Si los instrumentos o las vías para este cambio no
son adecuados o son prácticamente intransitables, la iniciativa y la
imaginación política responsable debería encontrar las fórmulas adecuadas en un
marco de entendimiento, lealtad y convivencia. El enfrentamiento provoca enfrentamiento;
la deslealtad, deslealtad, y la agitación, imposición autoritaria.
La Constitución es garantía de convivencia
democrática, pero hasta un límite razonable. Más allá de este, como sería
considerarla intocable o un texto sagrado, podría ser garantía de todo lo
contrario, de inconvivencia. Es fácil comprenderlo. Como lo es pensar que
seguramente hemos llegado a este límite razonable, por lo menos en algunos
aspectos. El principal, la revisión de la distribución territorial del poder.

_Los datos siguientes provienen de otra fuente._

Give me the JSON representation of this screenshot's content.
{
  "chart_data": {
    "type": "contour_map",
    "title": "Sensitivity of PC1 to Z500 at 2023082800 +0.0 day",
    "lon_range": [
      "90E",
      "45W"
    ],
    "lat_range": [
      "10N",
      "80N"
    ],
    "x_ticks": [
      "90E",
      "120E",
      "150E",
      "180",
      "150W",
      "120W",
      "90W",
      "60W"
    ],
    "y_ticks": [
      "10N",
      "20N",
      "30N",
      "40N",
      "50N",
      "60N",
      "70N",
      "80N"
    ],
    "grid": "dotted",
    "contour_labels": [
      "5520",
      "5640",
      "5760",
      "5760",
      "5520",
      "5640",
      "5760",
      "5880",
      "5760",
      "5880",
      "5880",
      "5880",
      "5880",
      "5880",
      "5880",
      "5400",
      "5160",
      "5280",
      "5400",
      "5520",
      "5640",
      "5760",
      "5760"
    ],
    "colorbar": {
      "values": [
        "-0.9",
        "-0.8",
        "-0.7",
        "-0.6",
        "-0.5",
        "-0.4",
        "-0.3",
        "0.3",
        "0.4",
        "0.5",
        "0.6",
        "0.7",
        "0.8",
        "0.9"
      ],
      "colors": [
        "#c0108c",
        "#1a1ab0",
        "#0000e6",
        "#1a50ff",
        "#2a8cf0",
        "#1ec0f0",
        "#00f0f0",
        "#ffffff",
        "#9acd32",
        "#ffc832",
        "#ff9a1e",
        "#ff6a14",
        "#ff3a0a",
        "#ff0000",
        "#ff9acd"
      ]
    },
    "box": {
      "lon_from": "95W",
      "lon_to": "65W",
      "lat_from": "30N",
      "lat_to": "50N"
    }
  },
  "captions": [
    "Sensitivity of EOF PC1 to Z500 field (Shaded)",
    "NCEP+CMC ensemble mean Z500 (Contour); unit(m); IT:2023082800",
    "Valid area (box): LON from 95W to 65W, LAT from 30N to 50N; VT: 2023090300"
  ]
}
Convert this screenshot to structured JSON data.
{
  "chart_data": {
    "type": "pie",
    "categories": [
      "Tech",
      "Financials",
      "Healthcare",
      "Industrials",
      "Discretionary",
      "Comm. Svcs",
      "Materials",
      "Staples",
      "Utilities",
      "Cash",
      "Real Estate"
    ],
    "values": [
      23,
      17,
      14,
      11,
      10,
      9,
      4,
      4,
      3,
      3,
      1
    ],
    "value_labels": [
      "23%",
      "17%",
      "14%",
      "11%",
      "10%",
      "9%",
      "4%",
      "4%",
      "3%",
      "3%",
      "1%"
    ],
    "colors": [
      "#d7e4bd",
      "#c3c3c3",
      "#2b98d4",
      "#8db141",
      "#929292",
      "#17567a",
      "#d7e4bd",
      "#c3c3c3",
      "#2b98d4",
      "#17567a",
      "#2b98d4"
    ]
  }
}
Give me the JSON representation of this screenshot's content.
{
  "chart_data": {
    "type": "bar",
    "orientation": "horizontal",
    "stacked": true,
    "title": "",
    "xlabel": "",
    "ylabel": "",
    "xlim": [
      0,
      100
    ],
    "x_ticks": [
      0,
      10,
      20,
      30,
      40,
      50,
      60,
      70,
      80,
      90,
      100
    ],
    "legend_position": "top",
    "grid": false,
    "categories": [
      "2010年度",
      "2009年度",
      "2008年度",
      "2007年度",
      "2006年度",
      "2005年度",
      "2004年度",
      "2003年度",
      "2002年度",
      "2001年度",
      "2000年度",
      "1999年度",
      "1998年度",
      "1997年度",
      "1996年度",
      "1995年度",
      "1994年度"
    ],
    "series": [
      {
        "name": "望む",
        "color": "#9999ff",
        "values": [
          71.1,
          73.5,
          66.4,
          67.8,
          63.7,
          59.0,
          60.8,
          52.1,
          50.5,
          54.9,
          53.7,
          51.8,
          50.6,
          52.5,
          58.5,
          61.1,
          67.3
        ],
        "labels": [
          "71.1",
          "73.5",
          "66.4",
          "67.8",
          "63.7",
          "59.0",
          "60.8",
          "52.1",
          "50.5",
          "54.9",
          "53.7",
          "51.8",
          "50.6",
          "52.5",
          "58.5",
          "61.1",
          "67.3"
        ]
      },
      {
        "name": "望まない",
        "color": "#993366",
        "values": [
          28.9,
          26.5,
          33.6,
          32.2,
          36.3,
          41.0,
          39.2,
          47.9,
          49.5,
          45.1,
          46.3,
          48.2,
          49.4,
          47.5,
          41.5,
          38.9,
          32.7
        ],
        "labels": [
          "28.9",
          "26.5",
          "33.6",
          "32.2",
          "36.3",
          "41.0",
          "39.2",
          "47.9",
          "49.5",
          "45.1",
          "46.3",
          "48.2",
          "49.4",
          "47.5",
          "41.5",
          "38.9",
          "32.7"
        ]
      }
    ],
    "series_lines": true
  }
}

No todo se reduce a la simplista disyuntiva centralismo o
independentismo de alguna comunidad que reclama más reconocimiento de su
personalidad. Hay más formas posibles -no fáciles- de reorganización
territorial: desde un estado autonómico mejor clarificado, más respetuoso con
las competencias de cada cual y con instituciones de mutua colaboración (el
Senado, p.e.), hasta la federación o la confederación. Y tampoco hay que caer
en la simetría, pues ni todas las comunidades son iguales ni tienen las mimas
posibilidades o aspiraciones.
Hay que huir del inmovilismo y del simplismo. Ni la
Constitución es la Biblia inspirada por algún dios, ni el enfrenamiento
independentismo contra unitarismo constituye un mandato de otros dioses. Ambos
son más bien productos de la obstinación. En definitiva, de actitudes legítimas
pero muy dogmáticas.
Y los dogmatismos son contrarios a la democracia,
que es aún la mejor actitud y garantía de la pacífica convivencia. La que más
se corresponde con el incesante transcurrir de la vida misma.